"Ein Dieb, um Diebe zu fangen"
Der als "Melissa"-Autor bekannt gewordene 30-jährige US-Amerikaner David Smith hat mindestens zwei Jahre lang undercover für das Bundeskriminalamt FBI gearbeitet.
Wie aus jetzt veröffentlichten Dokumenten hervorgeht, hat sich Smith damit eine wesentliche Verkürzung seiner Haftzeit auf 20 Monate ausgehandelt.
Darüber hinaus hat das FBI diverse Rechnungen für Smith beglichen, der seine Strafe derzeit in einem Bundesgefängnis absitzt.
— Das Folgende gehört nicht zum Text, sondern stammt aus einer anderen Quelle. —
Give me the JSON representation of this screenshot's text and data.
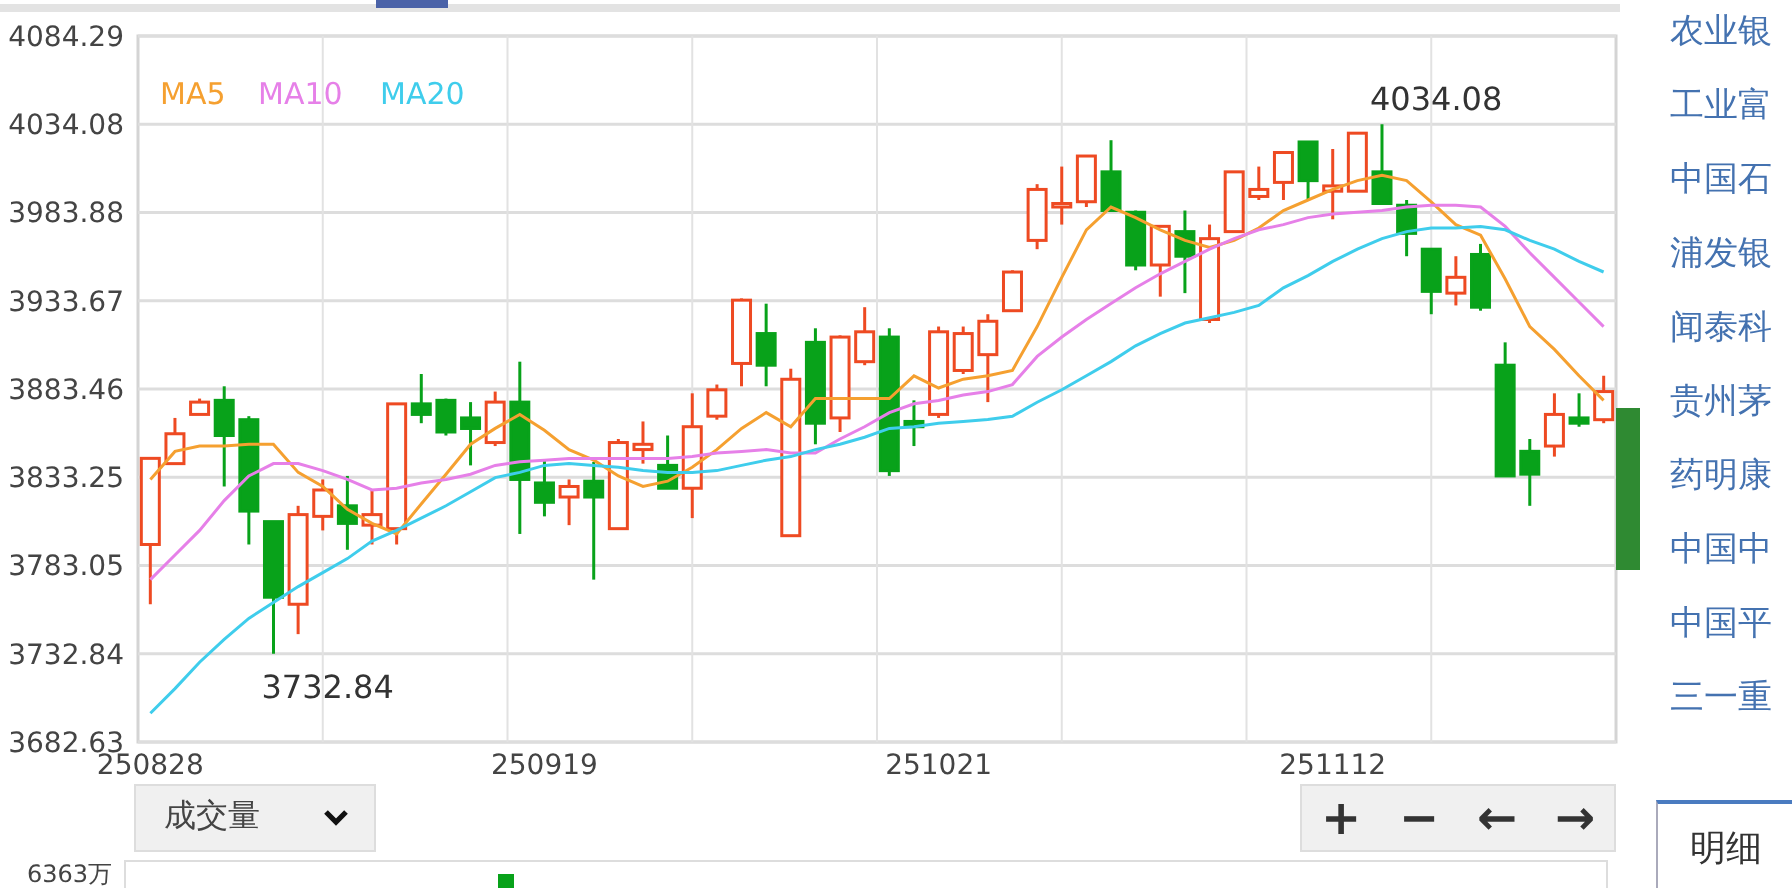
{
  "chart": {
    "chart_data": {
      "type": "candlestick",
      "categories": [
        "250828",
        null,
        null,
        null,
        null,
        null,
        null,
        null,
        null,
        null,
        null,
        null,
        null,
        null,
        null,
        null,
        "250919",
        null,
        null,
        null,
        null,
        null,
        null,
        null,
        null,
        null,
        null,
        null,
        null,
        null,
        null,
        null,
        "251021",
        null,
        null,
        null,
        null,
        null,
        null,
        null,
        null,
        null,
        null,
        null,
        null,
        null,
        null,
        null,
        "251112",
        null,
        null,
        null,
        null,
        null,
        null,
        null,
        null,
        null,
        null,
        null
      ],
      "ylim": [
        3682.63,
        4084.29
      ],
      "grid": true,
      "yticks": [
        3682.63,
        3732.84,
        3783.05,
        3833.25,
        3883.46,
        3933.67,
        3983.88,
        4034.08,
        4084.29
      ],
      "ohlc": [
        [
          3795,
          3844,
          3761,
          3844
        ],
        [
          3841,
          3867,
          3841,
          3858
        ],
        [
          3869,
          3878,
          3869,
          3876
        ],
        [
          3877,
          3885,
          3828,
          3857
        ],
        [
          3866,
          3868,
          3795,
          3814
        ],
        [
          3808,
          3808,
          3732.84,
          3765
        ],
        [
          3761,
          3817,
          3744,
          3812
        ],
        [
          3811,
          3832,
          3803,
          3826
        ],
        [
          3817,
          3834,
          3792,
          3807
        ],
        [
          3806,
          3826,
          3795,
          3812
        ],
        [
          3804,
          3875,
          3795,
          3875
        ],
        [
          3875,
          3892,
          3864,
          3869
        ],
        [
          3877,
          3878,
          3857,
          3859
        ],
        [
          3867,
          3876,
          3840,
          3861
        ],
        [
          3853,
          3882,
          3851,
          3876
        ],
        [
          3876,
          3899,
          3801,
          3832
        ],
        [
          3830,
          3843,
          3811,
          3819
        ],
        [
          3822,
          3832,
          3806,
          3828
        ],
        [
          3831,
          3842,
          3775,
          3822
        ],
        [
          3804,
          3855,
          3804,
          3853
        ],
        [
          3849,
          3865,
          3841,
          3852
        ],
        [
          3840,
          3857,
          3827,
          3827
        ],
        [
          3827,
          3881,
          3810,
          3862
        ],
        [
          3868,
          3886,
          3866,
          3883
        ],
        [
          3898,
          3935,
          3885,
          3934
        ],
        [
          3915,
          3932,
          3885,
          3897
        ],
        [
          3800,
          3895,
          3800,
          3889
        ],
        [
          3910,
          3918,
          3852,
          3864
        ],
        [
          3867,
          3914,
          3859,
          3913
        ],
        [
          3899,
          3930,
          3897,
          3916
        ],
        [
          3913,
          3918,
          3834,
          3837
        ],
        [
          3865,
          3877,
          3851,
          3862
        ],
        [
          3869,
          3919,
          3867,
          3916
        ],
        [
          3894,
          3919,
          3892,
          3915
        ],
        [
          3903,
          3926,
          3876,
          3922
        ],
        [
          3928,
          3951,
          3928,
          3950
        ],
        [
          3968,
          4000,
          3963,
          3997
        ],
        [
          3987,
          4010,
          3977,
          3989
        ],
        [
          3990,
          4016,
          3987,
          4016
        ],
        [
          4007,
          4025,
          3985,
          3985
        ],
        [
          3984,
          3985,
          3951,
          3954
        ],
        [
          3954,
          3976,
          3936,
          3976
        ],
        [
          3973,
          3985,
          3938,
          3959
        ],
        [
          3923,
          3977,
          3921,
          3969
        ],
        [
          3973,
          4007,
          3973,
          4007
        ],
        [
          3993,
          4010,
          3991,
          3997
        ],
        [
          4001,
          4018,
          3991,
          4018
        ],
        [
          4024,
          4024,
          3991,
          4002
        ],
        [
          3996,
          4020,
          3980,
          3999
        ],
        [
          3996,
          4029,
          3996,
          4029
        ],
        [
          4007,
          4034.08,
          3989,
          3989
        ],
        [
          3988,
          3991,
          3959,
          3972
        ],
        [
          3963,
          3963,
          3926,
          3939
        ],
        [
          3938,
          3959,
          3931,
          3947
        ],
        [
          3960,
          3966,
          3928,
          3930
        ],
        [
          3897,
          3910,
          3834,
          3834
        ],
        [
          3848,
          3855,
          3817,
          3835
        ],
        [
          3851,
          3881,
          3845,
          3869
        ],
        [
          3867,
          3881,
          3862,
          3864
        ],
        [
          3866,
          3891,
          3864,
          3882
        ]
      ],
      "series": [
        {
          "name": "MA5",
          "type": "line",
          "color": "#f5a030",
          "values": [
            3832,
            3848,
            3851,
            3851,
            3852,
            3852,
            3836,
            3828,
            3815,
            3807,
            3801,
            3818,
            3835,
            3852,
            3861,
            3869,
            3860,
            3849,
            3843,
            3834,
            3828,
            3831,
            3839,
            3849,
            3861,
            3870,
            3862,
            3878,
            3878,
            3878,
            3878,
            3891,
            3884,
            3889,
            3891,
            3894,
            3919,
            3947,
            3974,
            3987,
            3981,
            3974,
            3968,
            3964,
            3968,
            3975,
            3985,
            3991,
            3997,
            4002,
            4005,
            4002,
            3990,
            3977,
            3971,
            3946,
            3919,
            3906,
            3891,
            3877
          ]
        },
        {
          "name": "MA10",
          "type": "line",
          "color": "#e680e8",
          "values": [
            3775,
            3789,
            3803,
            3820,
            3834,
            3841,
            3841,
            3837,
            3832,
            3826,
            3827,
            3830,
            3832,
            3835,
            3840,
            3842,
            3843,
            3844,
            3844,
            3844,
            3844,
            3844,
            3845,
            3847,
            3848,
            3849,
            3847,
            3847,
            3855,
            3862,
            3870,
            3875,
            3877,
            3880,
            3882,
            3886,
            3902,
            3913,
            3923,
            3932,
            3941,
            3949,
            3956,
            3963,
            3969,
            3974,
            3977,
            3981,
            3983,
            3984,
            3985,
            3987,
            3988,
            3988,
            3987,
            3976,
            3961,
            3947,
            3933,
            3919
          ]
        },
        {
          "name": "MA20",
          "type": "line",
          "color": "#3fcdec",
          "values": [
            3699,
            3713,
            3728,
            3741,
            3753,
            3762,
            3771,
            3779,
            3787,
            3797,
            3803,
            3810,
            3817,
            3825,
            3833,
            3836,
            3840,
            3841,
            3840,
            3839,
            3837,
            3836,
            3836,
            3837,
            3840,
            3843,
            3845,
            3849,
            3852,
            3856,
            3861,
            3862,
            3864,
            3865,
            3866,
            3868,
            3876,
            3883,
            3891,
            3899,
            3908,
            3915,
            3921,
            3924,
            3927,
            3931,
            3941,
            3948,
            3956,
            3963,
            3969,
            3973,
            3975,
            3975,
            3976,
            3974,
            3968,
            3963,
            3956,
            3950
          ]
        }
      ],
      "annotations": [
        "4034.08",
        "3732.84"
      ]
    }
  },
  "indicator_select": {
    "value": "成交量"
  },
  "zoom_controls": [
    "+",
    "−",
    "←",
    "→"
  ],
  "volume_panel": {
    "axis_label": "6363万"
  },
  "stock_list": [
    "农业银",
    "工业富",
    "中国石",
    "浦发银",
    "闻泰科",
    "贵州茅",
    "药明康",
    "中国中",
    "中国平",
    "三一重"
  ],
  "detail_tab": {
    "label": "明细"
  }
}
Smith hat der Polizei im Gegenzug Informationen über andere Virenschreiber geliefert, die unter anderem zur Verhaftung des Autors des Anna-Kournikova-Virus geführt haben.
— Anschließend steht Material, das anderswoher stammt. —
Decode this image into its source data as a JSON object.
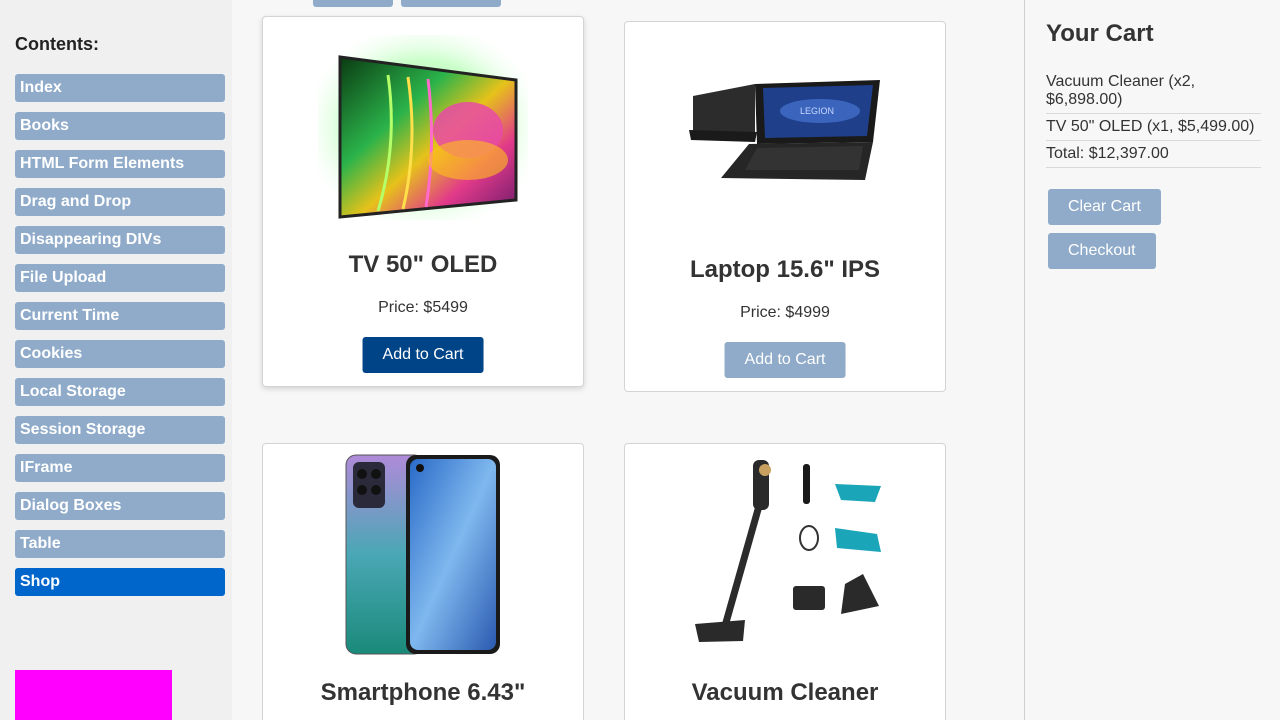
{
  "sidebar": {
    "title": "Contents:",
    "items": [
      {
        "label": "Index"
      },
      {
        "label": "Books"
      },
      {
        "label": "HTML Form Elements"
      },
      {
        "label": "Drag and Drop"
      },
      {
        "label": "Disappearing DIVs"
      },
      {
        "label": "File Upload"
      },
      {
        "label": "Current Time"
      },
      {
        "label": "Cookies"
      },
      {
        "label": "Local Storage"
      },
      {
        "label": "Session Storage"
      },
      {
        "label": "IFrame"
      },
      {
        "label": "Dialog Boxes"
      },
      {
        "label": "Table"
      },
      {
        "label": "Shop",
        "active": true
      }
    ],
    "accent_color": "#ff00ff"
  },
  "products": [
    {
      "name": "TV 50\" OLED",
      "price": "Price: $5499",
      "button": "Add to Cart"
    },
    {
      "name": "Laptop 15.6\" IPS",
      "price": "Price: $4999",
      "button": "Add to Cart"
    },
    {
      "name": "Smartphone 6.43\""
    },
    {
      "name": "Vacuum Cleaner"
    }
  ],
  "cart": {
    "title": "Your Cart",
    "items": [
      "Vacuum Cleaner (x2, $6,898.00)",
      "TV 50\" OLED (x1, $5,499.00)",
      "Total: $12,397.00"
    ],
    "clear_label": "Clear Cart",
    "checkout_label": "Checkout"
  },
  "colors": {
    "nav_bg": "#8fabc9",
    "nav_active": "#0066cc",
    "button_dark": "#004488"
  }
}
Smith, ein Programmierer aus New Jersey, hatte den nach einer Stripperin benannten Melissa-Virus 1999 freigesetzt, war aber nach Hinweisen von Sicherheitsexperten bereits wenige Tage später als Urheber enttarnt worden.
20 Monate Haft für Virus-AutorDieb gegen Diebe
Nach seiner Verhaftung hat sich Smith, dem eine Verurteilung von bis zu 38 Jahren gedroht hätte, mit Aussicht auf eine Haftreduktion zur Kooperation mit dem FBI entschlossen:
"Manchmal braucht man einen Dieb, um Diebe zu fangen", begründete der damalige Bundesstaatsanwalt Elliot Turrini das Angebot an Smith. "Es gibt nur wenige Leute, die die Sprache der Virenschreiber sprechen. Ein durchschnittlich ausgebildeter FBI-Agent zählt nicht zu diesen Leuten", sagte Turrini.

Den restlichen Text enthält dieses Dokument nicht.